It’s certainly a mistake to read a newspaper while at the beach; sea breezes whirl the pages away, creating a nuisance, and—even worse—my mind is whirled away from the beautiful long empty stretches of sand and water here at Truro’s Ballston Beach. A fifty dollar parking sticker is required to park at this beach for one week, but the money goes to the town of Truro, and the privilege of being on a nearly empty North Atlantic beach is worth the price.
But, being a newspaper hound from way back and still not firmly committed to the digital version, I couldn’t resist picking up last Sunday’s New York Times’ Book Review, one of the few review sections left, to see what my fellow writers are doing.
I had already been for a walk on Ballston Beach and noticed that there are no more shells or even shards of shells. The surf always broke up a lot of what it deposited at the tideline, but now even those bits and pieces are gone. We know why. The pristine beach and water may disguise what is happening to the ocean, but the empty sands tell the story. One small partly dismembered crab was all that was left of what was once a treasury of starfish, horseshoe crabs, sand dollars (my father offered a dollar for the first sand dollar one of us found) and the tiny golden shells whose name I’ve forgotten that we called fingernails because that’s what they looked like.
All gone. The children trudging to the beach this morning won’t know what they are missing, including the little boy’s joy—turning horseshoe crabs on their backs and filling the feebly waving legs with sand.
After reading the Times’ reviews, I’m wondering if, as I have suspected, we women writers are also endangered, in a novel way.
Studies have been published announcing the obvious: books by women, and reviews by women, are much less often published, at least in the few print outlets, than men’s. This has been a problem for a long time; recently someone found that the venerable New York Review of Books, whose birth I was peripherally involved in but which has never reviewed my books, publishes only twenty percent of its reviews of books by women.
The New York Times seems to have tried, recently, to right this balance. I noticed in this most recent issue—and I have a hunch this would be proved in other issues as well—that an amazing sixteen reviews of books by women were presented out of a total of twenty-three reviews. And fifteen of the reviews were written by women.
This seems to prove that the editors are making a brave attempt to change the numbers. But something else is noticeable, too: nine of the book jacket photos printed with the reviews were of remarkably pretty young women (some probably taken years earlier) while only two were of women clearly over fifty. The few book jacket photos of men were taken from a distance; Jay McInerney’s over-forty close up was the exception. He shows a bit of gray hair, but he is quite cute.
The wonderful Joy Williams, exuberant and expressive, is the great exception; I remember first finding her short stories when teaching a Freshman English class years ago. She is perhaps too well known now to be represented by a younger face.

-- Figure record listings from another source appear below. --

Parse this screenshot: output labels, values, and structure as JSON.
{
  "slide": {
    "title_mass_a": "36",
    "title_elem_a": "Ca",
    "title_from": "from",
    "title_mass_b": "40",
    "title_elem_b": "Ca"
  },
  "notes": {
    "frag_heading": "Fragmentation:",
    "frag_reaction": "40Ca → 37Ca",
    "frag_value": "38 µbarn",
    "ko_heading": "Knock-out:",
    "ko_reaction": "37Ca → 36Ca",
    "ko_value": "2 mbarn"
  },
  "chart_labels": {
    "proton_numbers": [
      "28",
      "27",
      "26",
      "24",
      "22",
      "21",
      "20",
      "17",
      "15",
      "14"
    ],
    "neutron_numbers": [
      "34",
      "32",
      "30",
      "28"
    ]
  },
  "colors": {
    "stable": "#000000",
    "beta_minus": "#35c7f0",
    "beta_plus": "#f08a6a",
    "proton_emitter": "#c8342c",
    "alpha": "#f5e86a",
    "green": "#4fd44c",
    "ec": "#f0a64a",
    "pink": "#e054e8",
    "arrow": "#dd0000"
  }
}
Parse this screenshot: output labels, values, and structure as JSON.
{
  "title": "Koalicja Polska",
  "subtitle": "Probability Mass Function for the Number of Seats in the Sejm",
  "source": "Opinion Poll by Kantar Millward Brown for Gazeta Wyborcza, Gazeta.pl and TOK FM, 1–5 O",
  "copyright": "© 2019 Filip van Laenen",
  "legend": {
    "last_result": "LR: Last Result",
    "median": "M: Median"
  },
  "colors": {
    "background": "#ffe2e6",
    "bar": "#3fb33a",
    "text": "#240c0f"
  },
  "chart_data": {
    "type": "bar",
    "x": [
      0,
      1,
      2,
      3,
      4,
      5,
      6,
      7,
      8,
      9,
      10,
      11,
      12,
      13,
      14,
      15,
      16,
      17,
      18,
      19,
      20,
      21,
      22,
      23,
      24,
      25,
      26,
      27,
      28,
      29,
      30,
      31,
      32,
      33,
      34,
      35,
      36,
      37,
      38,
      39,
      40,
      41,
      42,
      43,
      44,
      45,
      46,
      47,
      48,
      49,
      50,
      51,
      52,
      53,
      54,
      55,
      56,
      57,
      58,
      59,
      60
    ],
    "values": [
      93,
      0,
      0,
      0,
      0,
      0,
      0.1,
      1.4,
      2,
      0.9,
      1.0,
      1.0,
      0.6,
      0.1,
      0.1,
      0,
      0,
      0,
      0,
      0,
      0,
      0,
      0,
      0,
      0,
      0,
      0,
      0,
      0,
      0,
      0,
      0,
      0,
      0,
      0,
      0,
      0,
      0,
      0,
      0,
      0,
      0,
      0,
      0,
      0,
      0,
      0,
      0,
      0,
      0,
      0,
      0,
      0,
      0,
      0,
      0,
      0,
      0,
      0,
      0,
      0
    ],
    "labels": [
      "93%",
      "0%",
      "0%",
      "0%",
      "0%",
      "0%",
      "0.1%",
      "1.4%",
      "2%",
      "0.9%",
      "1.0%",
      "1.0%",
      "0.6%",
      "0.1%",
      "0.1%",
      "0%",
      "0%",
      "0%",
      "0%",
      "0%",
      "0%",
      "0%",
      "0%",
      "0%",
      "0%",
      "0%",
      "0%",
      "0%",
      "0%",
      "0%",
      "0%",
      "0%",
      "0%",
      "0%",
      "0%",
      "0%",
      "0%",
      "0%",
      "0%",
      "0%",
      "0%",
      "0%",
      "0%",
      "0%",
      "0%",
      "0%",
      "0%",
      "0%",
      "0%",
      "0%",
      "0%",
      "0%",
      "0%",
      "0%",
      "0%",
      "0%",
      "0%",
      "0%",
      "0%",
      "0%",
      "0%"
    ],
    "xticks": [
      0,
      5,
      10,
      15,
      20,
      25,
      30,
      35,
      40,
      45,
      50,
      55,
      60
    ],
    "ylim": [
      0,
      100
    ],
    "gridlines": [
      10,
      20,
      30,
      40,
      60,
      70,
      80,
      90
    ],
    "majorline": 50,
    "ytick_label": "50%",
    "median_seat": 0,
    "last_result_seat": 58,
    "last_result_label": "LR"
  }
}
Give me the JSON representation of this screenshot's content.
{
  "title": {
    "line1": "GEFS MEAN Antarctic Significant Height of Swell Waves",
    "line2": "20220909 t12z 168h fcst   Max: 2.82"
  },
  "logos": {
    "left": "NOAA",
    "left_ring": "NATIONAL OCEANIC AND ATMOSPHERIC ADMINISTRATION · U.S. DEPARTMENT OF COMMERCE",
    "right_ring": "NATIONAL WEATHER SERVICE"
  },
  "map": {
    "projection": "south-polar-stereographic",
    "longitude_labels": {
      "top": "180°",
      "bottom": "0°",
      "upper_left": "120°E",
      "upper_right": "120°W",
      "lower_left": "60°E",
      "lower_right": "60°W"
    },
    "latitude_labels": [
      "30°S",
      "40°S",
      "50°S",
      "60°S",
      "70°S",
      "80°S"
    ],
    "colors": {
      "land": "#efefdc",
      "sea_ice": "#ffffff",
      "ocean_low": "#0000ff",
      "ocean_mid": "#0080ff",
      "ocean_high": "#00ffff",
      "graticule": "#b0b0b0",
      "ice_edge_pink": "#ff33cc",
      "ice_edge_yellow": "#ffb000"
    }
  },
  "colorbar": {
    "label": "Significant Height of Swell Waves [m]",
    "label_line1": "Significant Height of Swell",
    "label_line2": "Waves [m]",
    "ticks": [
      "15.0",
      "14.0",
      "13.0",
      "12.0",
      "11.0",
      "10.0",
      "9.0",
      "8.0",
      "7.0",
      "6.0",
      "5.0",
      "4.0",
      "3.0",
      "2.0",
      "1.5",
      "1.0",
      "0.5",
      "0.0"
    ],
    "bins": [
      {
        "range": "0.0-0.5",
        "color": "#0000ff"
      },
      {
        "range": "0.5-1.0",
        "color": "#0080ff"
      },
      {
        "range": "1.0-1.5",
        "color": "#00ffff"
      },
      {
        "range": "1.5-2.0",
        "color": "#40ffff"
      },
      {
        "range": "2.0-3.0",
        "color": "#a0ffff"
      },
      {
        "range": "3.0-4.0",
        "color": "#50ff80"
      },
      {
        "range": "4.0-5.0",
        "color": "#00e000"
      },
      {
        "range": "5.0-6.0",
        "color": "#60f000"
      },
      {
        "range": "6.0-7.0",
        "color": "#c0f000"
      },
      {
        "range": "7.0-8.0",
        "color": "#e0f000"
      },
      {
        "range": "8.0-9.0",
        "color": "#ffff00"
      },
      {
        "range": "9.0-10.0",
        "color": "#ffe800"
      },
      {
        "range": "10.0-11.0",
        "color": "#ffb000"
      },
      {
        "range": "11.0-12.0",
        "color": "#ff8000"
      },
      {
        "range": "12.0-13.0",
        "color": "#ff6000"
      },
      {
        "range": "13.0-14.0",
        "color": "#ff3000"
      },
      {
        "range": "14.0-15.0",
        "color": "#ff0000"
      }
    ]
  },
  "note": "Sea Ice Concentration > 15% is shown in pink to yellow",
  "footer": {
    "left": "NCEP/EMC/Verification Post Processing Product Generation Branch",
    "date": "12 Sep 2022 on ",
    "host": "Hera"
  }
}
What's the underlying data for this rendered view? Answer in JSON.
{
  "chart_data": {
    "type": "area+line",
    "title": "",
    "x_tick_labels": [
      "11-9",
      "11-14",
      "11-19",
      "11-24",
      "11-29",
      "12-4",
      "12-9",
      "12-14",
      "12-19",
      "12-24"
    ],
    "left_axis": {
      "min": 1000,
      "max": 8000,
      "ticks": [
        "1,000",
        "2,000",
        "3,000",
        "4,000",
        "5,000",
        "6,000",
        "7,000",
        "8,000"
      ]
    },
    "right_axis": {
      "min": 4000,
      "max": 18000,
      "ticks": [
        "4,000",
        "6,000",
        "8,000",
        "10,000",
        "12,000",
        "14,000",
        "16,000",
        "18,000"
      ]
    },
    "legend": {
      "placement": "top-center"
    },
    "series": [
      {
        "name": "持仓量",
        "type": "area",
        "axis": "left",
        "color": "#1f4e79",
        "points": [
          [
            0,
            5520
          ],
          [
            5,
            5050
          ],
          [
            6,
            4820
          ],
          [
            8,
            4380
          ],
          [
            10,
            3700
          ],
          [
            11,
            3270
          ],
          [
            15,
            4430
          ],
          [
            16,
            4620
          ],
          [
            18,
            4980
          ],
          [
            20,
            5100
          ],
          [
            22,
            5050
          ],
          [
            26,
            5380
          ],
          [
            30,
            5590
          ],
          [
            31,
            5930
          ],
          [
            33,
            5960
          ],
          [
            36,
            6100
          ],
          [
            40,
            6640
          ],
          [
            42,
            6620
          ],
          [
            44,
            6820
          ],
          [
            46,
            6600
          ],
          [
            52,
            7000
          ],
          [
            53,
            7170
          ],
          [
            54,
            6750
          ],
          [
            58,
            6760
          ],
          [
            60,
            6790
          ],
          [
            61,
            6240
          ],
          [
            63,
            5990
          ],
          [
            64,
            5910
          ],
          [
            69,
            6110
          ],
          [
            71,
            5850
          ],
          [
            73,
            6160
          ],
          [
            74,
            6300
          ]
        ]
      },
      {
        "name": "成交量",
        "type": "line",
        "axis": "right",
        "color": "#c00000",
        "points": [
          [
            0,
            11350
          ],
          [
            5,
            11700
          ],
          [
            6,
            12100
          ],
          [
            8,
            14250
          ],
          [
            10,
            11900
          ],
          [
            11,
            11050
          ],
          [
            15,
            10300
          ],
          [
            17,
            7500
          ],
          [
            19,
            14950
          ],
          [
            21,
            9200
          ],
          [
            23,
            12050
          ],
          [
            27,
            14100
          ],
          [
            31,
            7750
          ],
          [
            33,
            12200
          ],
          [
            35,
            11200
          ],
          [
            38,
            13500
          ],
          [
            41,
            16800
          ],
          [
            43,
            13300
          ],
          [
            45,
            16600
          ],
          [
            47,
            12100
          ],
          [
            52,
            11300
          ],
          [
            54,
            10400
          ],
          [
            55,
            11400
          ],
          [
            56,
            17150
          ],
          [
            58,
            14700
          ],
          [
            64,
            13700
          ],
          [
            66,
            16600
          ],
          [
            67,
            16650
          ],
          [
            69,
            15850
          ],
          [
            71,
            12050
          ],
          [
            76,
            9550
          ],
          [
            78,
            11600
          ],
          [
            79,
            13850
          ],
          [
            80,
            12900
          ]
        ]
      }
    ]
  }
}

We have all known forever that publishers want young pictures of women writers for book jackets and reviews, and many of us, including me, have from time to time succumbed. But what does this say about our ability, as we come into our full power, to be published at all?
Recently I’ve learned of the fate of two non-fiction books by young women friends of mine, both published by major publishers who then have done little or nothing to promote them; that is now the task of the writers, in addition to accepting usually tiny advance. Even more alarming, though, than the lack of promotion is that the editors at these houses insisted on each of these writers removing, or severely curtailing, her voice; as a result, the books are largely anodyne interviews and research that show no particular point of view.
Even journalists have long ago admitted that there is really no such thing as objectivity, and that telling both sides of a story leads to a boring, and unconvincing, neutrality; yet this attempt to curtail women writers’ voices seems to suggest the outdated notion that there is such a thing as “objectivity” in non-fiction.
We have usually been granted a little more leeway when writing fiction and poetry, traditionally defined as what we both write and read, but now that we have distinguished women biographers and historians, coming into their full power in middle age, we must wonder whether the emphasis on pretty faces means that the publishers do not accept our authority.
Women who try to survive on advances are few, but all of us believe that “the laborer is worthy of her hire,” especially when a full-length work of non-fiction may require five years of unpaid research and writing. No other business could get away with exploiting its workers to this degree, except perhaps in the so-called entertainment business where waiters have to try to survive on tips. And the publishers’ stinginess also means we miss the voices and points of view of working class writers who need to be paid a living wage for five years of labor.
But it is almost impossible to exist as a writer if one is not published, and so the exploitation and the dismembered work by women continues.
I’m beginning to believe the small press, or even self-publishing, are the only ways to go. We have to do all the work of selling our books anyway, and the editors at small presses are at least possibly less frightened by the authority of older women. They often don’t pay advances, or royalties—Sunstone Press in Santa Fe is the noble exception—but the money involved never did much to pay the bills anyway.
Above all, we must preserve the unique quality of our voices.
Jean-Marie Welch says
Self-publishing has slowly gained respect, and as I see it, has huge advantages- it frees one to experiment with form and presentation, combine genres if desired, and above all, to please oneself rather than an editor or publisher.